Gottlieb and Marks also raised concern about the dosing of young plasma transfusions. They noted that they had seen reports of large volumes of young plasma being administered to patients, which can create “significant risks,” such as respiratory and cardiovascular issues.

This backs up what medical professionals told HuffPost last year: “In general, somebody who does not need a blood transfusion would be at great risk for all sorts of things, short term and long term,” by undergoing such treatments, said Phuoc Le, a physician and global health specialist who teaches at the University of California, San Francisco. Le was alarmed that Ambrosia claimed to give patients about 2 liters of plasma over just one to two days.
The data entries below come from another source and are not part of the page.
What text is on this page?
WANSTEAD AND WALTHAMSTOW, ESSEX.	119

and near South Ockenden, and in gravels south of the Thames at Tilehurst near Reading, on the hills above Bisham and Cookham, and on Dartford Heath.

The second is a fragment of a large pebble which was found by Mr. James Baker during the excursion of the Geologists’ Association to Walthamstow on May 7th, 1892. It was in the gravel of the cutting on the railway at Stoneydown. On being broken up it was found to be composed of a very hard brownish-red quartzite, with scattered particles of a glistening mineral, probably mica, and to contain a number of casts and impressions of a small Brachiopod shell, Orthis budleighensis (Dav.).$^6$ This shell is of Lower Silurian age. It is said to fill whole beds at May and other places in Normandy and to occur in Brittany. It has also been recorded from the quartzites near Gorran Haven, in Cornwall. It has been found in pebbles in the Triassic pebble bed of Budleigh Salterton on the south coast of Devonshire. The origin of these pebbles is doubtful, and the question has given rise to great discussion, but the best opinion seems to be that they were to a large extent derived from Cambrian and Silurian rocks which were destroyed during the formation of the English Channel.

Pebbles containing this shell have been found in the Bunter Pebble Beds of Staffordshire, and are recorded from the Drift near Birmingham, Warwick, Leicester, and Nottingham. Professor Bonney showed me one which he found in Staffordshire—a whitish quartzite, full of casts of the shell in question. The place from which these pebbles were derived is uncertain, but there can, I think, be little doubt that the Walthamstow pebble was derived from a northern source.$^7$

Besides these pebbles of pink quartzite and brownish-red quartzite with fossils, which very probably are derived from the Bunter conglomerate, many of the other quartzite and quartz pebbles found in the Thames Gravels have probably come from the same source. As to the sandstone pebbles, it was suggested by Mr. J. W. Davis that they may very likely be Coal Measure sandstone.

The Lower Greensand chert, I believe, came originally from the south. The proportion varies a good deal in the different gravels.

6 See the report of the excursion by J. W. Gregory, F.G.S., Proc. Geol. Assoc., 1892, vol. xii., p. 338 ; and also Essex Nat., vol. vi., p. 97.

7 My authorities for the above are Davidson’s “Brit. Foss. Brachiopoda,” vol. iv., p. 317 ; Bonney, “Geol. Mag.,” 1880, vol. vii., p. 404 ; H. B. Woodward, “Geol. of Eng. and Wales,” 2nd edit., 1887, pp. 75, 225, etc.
In wake of the FDA statement, the Ambrosia story can be seen in some ways as a media failure: Reporters ran with vampire headlines without answering basic questions about the procedure, effectively serving as free advertising for an unproven treatment. (A report that Peter Thiel, the tech entrepreneur billionaire, was interested in young blood, and the “blood boy” parody in HBO’s “Silicon Valley,” contributed to the media frenzy.) Meanwhile, Karmazin wouldn’t even tell reporters where he got his plasma.

HuffPost found that at least some of it came from a nonprofit blood bank in South Texas that recruited teenage donors for “saving lives,” but noted on a consent form that blood components could be used for “any other medical purpose.” The bank decided to stop selling young plasma after HuffPost reached out.

Generally, the FDA will consider taking regulatory and enforcement actions against companies that “abuse the trust of patients and endanger their health … by promoting so-called ‘treatments’ that haven’t been proven safe or effective for any use,” the statement noted.

The FDA is going to look at what enforcement activities it can take given “the scope of our concern,” Gottlieb told HuffPost.

“The first step was to put out a public health advisory alerting consumers and providers,” he said. “We’ll take it from here.”

This story has been updated with additional comments from Gottlieb.